While in theory, the process of servicing end users works acceptably in the enterprise, the fact remains that the majority of end users are often unhappy with their service experience, a fact illustrated by a recent survey from ServiceNow. Further illustrating the lack of satisfaction is the sobering statistic that popular consumer services ranked 103% better on the company’s “Service Experience Index”, when compared to workplace services.

That statistic alone should be a clarion call for enterprise to take an in-depth look at their internal service mechanisms. While consumer related services are driven by the metric of customer satisfaction, workplace services are instead judged on success of resolution. In other words, consumer facing companies are looking to keep customers happy, while enterprises are more about completing the check boxes associated with solving a problem.

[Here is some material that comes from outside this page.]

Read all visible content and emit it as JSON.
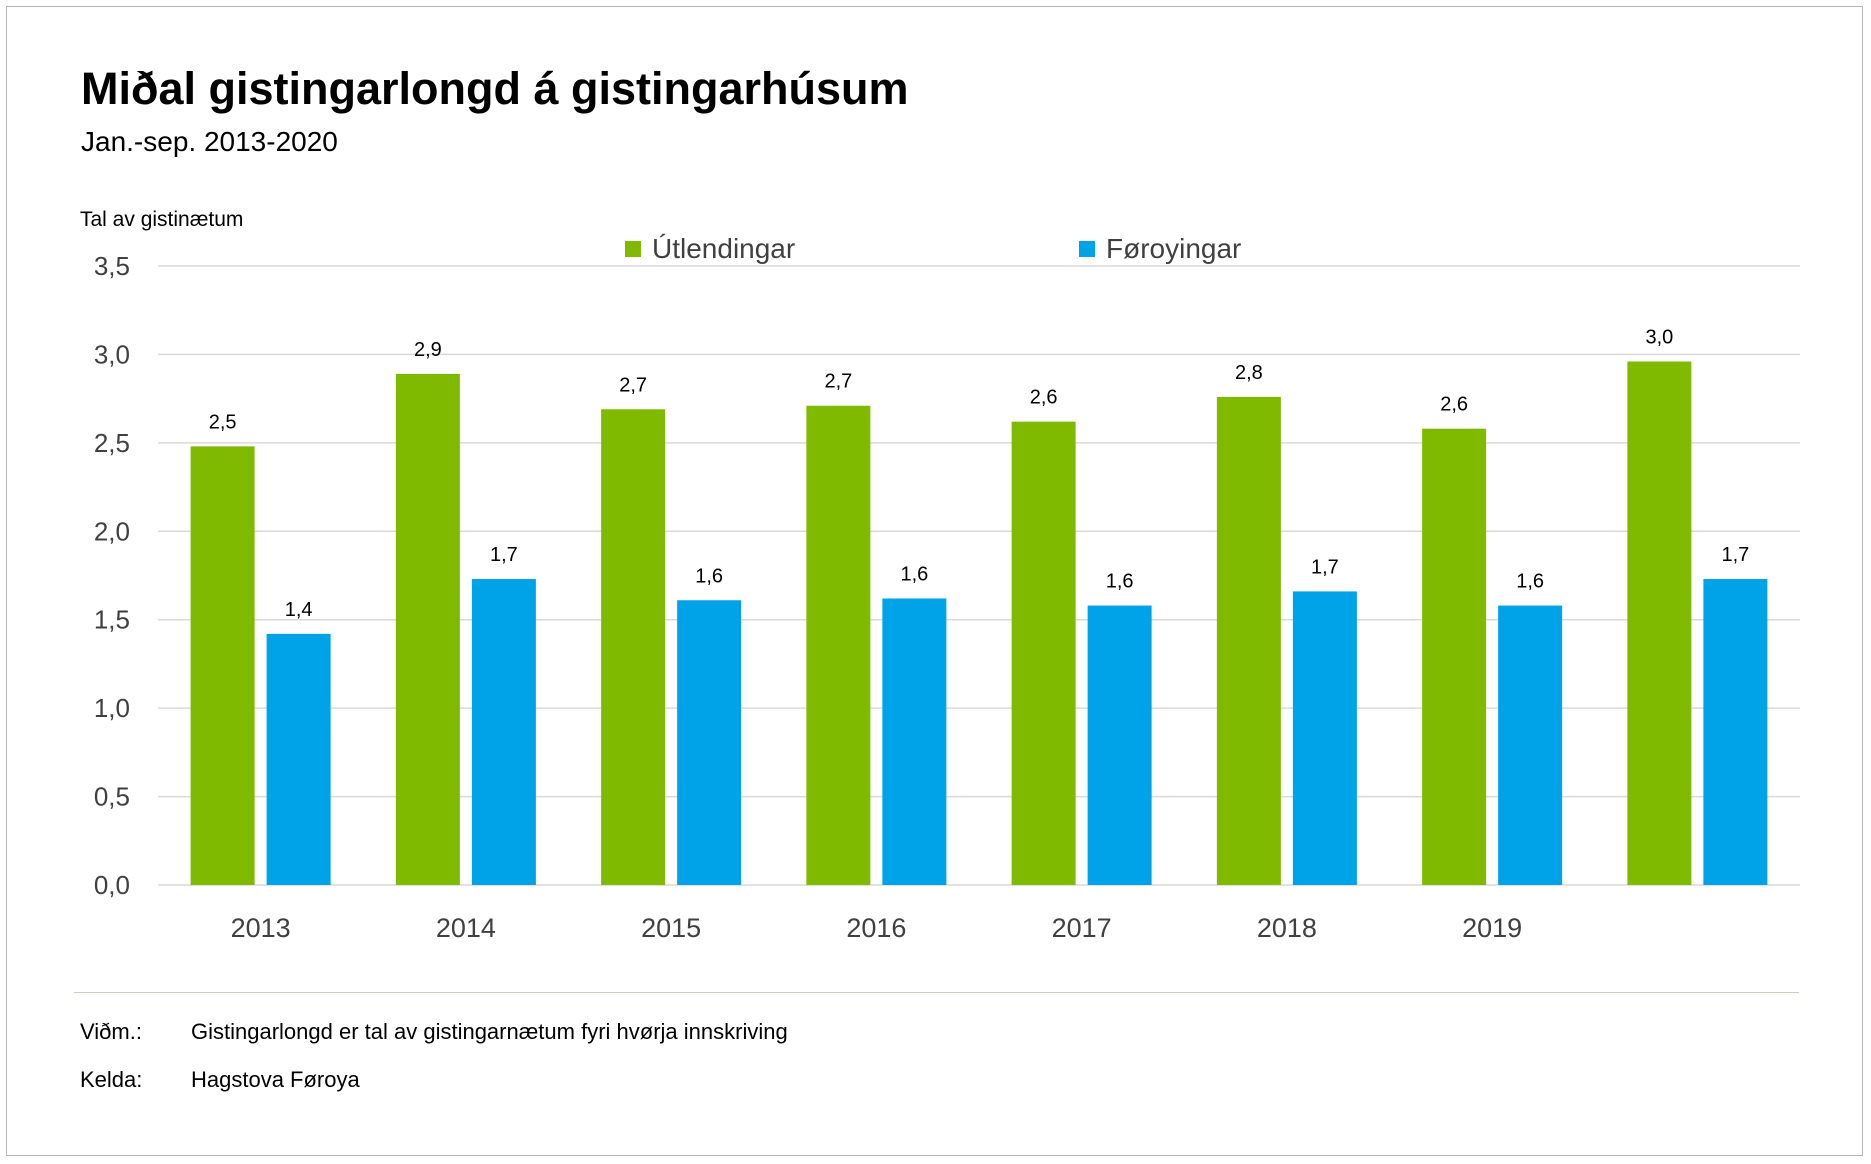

And therein lies the real problem, the disconnect between satisfaction and issue resolution, which becomes readily apparent when consumer services are compared to in-house services. Now some may wonder why that is a problem at all. After all, consumer facing businesses are looking to improve customer loyalty and garner more sales. It’s an old axiom, a happy customer is a repeat customer.

Enterprises on the other hand, have very little concern for end-user happiness, after all they are dealing with a captive audience. Yet, happiness can be directly correlated to productivity and speeding problem resolutions also boosts productivity. In essence, enterprises need to learn from the successes of customer facing service to improve service management.

ServiceNow’s survey points out some critical differences between successful customer services and what the overall impact is. Case in point, the survey reports:

The Service Experience gap is driven by outdated technologies that sap productivity:

  • At work, managers are five times more likely to use email and five times less likely to use a mobile app than for consumer services.
  • Only 28% of managers use the web or a mobile app to request workplace services, versus 84% for consumer services.
  • Only 5% of managers tap mobile apps for workplace services.
  • 69% of managers say that manual workplace services leave them less time for strategic initiatives, lower their productivity or cause them stress.
  • 79% say that monitoring email interferes with completing tasks, as they spend an average of four hours a day (three at work and one at home) processing work emails.

Dave Wright, Chief Strategy Office at service now explains “Consumers live in a Web and mobile world where machine logic does the heavy lifting, speeding their requests and sending alerts on status or when people need to act.”  Wright added “At work, firms expect employees to manually push the services forward with email, wasting extra cycles on chasing work status and searching inboxes. Email itself is not the enemy. It’s a symptom of a broken process that waylays corporate productivity.” Wright makes an interesting point, one that clearly shows that email may be the productivity sap of the service process, and that manual tasks add to the overhead of issue resolution.

Perhaps the resolution to enterprise service strife comes in the form of adopting another methodology that has taken hold in IT departments, and that is the concept of agility. The core offering from an agile process is continuous improvement, something that is sorely needed in the service management experience. Also, agility introduces some other benefits, such as frequent iterations of a solution, driven by end user needs. That said, agile thinking is only one part of the solution.

Enterprises looking to improve the service process should also consider the following:

  • Increasing the focus on innovations, such as introducing improved tools, including web access, mobile device support and collaboration solutions
  • Embracing automation: Bring M/L based solutions into the process to improve service issue escalation and resolution.
  • Moving away from email: Email has been a stop gap in the services equation and is often inefficient, as well as a productivity such. Specialized tools that offer tracking, collaboration and reporting prove to be a much better way to resolve service related issues.

Simply put, striving to put productivity back into the service management process means that enterprises must learn from the successes of customer facing service paradigms and embrace the change those organizations leveraged to increase satisfaction.